Relevance Of KYC Norms For Borrowers
The Know Your Customer (KYC) policy is an essential part of banking operations, regardless of whether you want to open an account or get a loan. The Section 35A of The Banking Regulation Act, 1949, has clearly stipulated the customer identification guidelines governing the KYC and Anti-Money Laundering (AML) activities.
If you are a home loan aspirant, you must understand the relevance and gravity of the KYC activity.
MakaaniQ tells you more about the relevance of KYC, as an important banking policy.
What is KYC?
Will you ever lend to, or borrow money from someone you do not know? You almost certainly will not, and if you know why it is easy to understand the significance of KYC.
KYC is the process of verifying the identity of customers to prevent identity theft, money laundering, financial fraud and other illegal activities. Banks frame their KYC policies incorporating these four key elements: -
- Customer Acceptance policy (Bank guidelines are in place and adhered to, for accepting prospective customers)
- Customer Identification procedures (Verifying the identity of customers using documents acceptable as proof of identity and proof of address)
- Monitoring of Transactions (Identification regular activities and activities outside the regular activity pattern of customers)
- Risk Management (Establishing procedures to manage risks)
The process of KYC involves establishing and verifying reliable identity proof documents such as Passport, PAN Card, Voter's identity card, Driving License, Ration Card, Aadhaar card, Bank Passbook, Utility Bills, Rent Agreement and Notarised Affidavits.
The KYC procedure for home loan buyers
The KYC check is used as the first step by the lender while assessing your home loan application. He will ensure that all your KYC documents are in order. Every minute detail and information (related to identity and address proof) is crosschecked from the independent source document (i.e. identity and address proofs). It is mandatory that banks establish the identity and contractibility of every prospective home loan buyer by ascertaining his identity, age, place of residence etc. All primary details are checked and cross verified through various reliable sources and official documents.
As a part of the home loan process, banks, and financial institutions also initiate residence and office address verifications. They also verify the authenticity of original documents through empaneled agencies. These measures are to determine the authenticity of the prospective home loan customer. Loan officers also arrange personal discussion meetings with customers and their family and colleagues to establish the degree of truthfulness of their claims and needs.

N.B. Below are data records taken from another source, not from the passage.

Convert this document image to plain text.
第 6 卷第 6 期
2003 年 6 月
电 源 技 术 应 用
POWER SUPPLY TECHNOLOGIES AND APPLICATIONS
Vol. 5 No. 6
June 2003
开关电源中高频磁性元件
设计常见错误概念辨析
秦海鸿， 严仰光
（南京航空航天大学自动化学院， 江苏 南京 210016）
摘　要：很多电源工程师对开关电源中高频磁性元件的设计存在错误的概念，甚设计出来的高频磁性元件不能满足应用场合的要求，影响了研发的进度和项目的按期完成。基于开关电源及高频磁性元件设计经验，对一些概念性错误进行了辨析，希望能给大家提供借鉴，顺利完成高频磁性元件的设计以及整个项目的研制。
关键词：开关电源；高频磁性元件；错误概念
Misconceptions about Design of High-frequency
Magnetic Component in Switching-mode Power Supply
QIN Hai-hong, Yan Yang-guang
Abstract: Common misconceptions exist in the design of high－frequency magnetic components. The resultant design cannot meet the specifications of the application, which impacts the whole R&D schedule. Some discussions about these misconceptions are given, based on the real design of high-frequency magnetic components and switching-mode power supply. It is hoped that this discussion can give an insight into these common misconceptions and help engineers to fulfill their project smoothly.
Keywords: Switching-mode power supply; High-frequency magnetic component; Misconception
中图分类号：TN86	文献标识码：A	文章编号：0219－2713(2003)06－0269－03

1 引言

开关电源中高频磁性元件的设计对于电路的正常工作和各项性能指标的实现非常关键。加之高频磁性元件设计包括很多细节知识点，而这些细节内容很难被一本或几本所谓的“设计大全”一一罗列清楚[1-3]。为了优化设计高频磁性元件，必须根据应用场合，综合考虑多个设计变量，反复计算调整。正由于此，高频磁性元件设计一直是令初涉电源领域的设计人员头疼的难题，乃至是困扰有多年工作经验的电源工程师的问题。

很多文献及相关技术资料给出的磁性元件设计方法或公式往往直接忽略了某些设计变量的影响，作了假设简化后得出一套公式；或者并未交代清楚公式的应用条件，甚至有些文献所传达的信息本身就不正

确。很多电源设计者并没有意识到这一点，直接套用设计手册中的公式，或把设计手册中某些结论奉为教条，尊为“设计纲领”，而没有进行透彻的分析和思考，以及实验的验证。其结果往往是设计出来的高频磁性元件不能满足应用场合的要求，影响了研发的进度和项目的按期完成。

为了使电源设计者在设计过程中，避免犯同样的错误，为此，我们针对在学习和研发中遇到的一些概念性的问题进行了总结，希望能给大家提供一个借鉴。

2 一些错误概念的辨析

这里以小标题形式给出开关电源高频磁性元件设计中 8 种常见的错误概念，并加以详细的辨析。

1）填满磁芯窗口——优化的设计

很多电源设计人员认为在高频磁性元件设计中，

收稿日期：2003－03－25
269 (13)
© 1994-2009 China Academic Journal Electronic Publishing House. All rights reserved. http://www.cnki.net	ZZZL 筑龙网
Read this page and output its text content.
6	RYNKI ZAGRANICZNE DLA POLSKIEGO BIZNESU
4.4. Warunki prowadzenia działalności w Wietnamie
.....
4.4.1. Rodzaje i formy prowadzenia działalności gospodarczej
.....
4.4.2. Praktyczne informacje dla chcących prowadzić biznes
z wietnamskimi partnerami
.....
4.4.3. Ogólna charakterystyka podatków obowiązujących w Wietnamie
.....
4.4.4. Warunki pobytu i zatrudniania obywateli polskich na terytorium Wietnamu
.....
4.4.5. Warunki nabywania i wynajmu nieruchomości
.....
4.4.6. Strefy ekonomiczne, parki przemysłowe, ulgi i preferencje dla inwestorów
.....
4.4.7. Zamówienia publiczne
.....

The set of KYC documents vary for different types of home loan customers like individuals, partnership firms, companies and Trusts. For non-individuals, lenders will obtain identification proof to verify the legal status of the entity, authorised signatories and beneficial operators/ owners of the account.
A recent passport sized photograph and signature also form an important part of the KYC process.
If there was any change in your residential address, proof to this effect must be in records. You must present this while applying for the home loan. The permanent address proof is really important if you have been changing the house you rented frequently in the recent past.
Similarly, proof to the effect that you have to change your surname after marriage also plays an important role in KYC process.
A mismatch in the signature in the home loan agreement and identity proofs (like PAN Card) can also land you in trouble. It is better to fill up the home loan application form on your own. The Direct Sales Agent (DSA) or any other person should NOT fill it. For many banking transactions, a mismatch in 'signature' is not a trivial thing.
The KYC procedures are done for co-applicants and mandate holders as well while assessing a home loan application.